For even granite itself must grow weary at last! Of what master, then,
do they await the coming, to leave their mountain-seats and rise in
token of respect? Of what invisible flock are those huge sphinxes the
guardians, crouching like dogs on the watch, that they never close their
eyelids, and forever extend their claws in readiness to seize? Why are
their stony eyes so obstinately fixed upon eternity and infinity? What
weird secret do their firmly locked lips retain within their breasts?
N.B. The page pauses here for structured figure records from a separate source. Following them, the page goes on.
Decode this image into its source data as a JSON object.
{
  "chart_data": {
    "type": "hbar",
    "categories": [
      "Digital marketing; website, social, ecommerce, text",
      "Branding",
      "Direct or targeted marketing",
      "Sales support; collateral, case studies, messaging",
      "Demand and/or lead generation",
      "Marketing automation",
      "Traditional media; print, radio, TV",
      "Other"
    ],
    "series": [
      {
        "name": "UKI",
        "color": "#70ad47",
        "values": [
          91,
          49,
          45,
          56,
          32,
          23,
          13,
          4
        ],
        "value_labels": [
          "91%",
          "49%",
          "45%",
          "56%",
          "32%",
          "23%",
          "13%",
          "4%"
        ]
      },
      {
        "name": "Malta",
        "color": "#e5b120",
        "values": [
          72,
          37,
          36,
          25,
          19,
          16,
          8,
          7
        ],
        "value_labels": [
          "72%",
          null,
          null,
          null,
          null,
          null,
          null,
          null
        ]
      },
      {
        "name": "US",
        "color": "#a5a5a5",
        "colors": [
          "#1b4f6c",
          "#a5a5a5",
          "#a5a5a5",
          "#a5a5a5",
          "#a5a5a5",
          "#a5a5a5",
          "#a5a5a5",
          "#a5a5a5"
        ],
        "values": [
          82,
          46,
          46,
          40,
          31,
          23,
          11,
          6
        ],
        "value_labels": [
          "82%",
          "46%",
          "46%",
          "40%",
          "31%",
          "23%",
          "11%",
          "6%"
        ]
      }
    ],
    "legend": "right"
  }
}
On
the right hand, on the left, whithersoever one turns, only frightful
monsters are visible—dogs with the heads of men; men with the heads of
dogs; chimeras begotten of hideous couplings in the shadowy depths of
the labyrinths; figures of Anubis, Typhon, Osiris; partridges with great
yellow eyes that seem to pierce through you with their inquisitorial
gaze, and see beyond and behind you things which one dare not speak
of—a family of animals and horrible gods with scaly wings, hooked
beaks, trenchant claws, ever ready to seize and devour you should you
venture to cross the threshold of the temple, or lift a corner of the
veil.
    "Upon the walls, upon the columns, on the ceilings, on the floors, upon
palaces and temples, in the long passages and the deepest pits of the
necropoli, even within the bowels of the earth where light never comes,
and where the flames of the torches die for want of air, forever and
everywhere are sculptured and painted interminable hieroglyphics,
telling in language unintelligible of things which are no longer known,
and which belong, doubtless, to the vanished creations of the
past—prodigious buried works wherein a whole nation was sacrificed to
write the epitaph of one king! Mystery and granite—this is Egypt! Truly
a fair land for a young woman, and a young queen.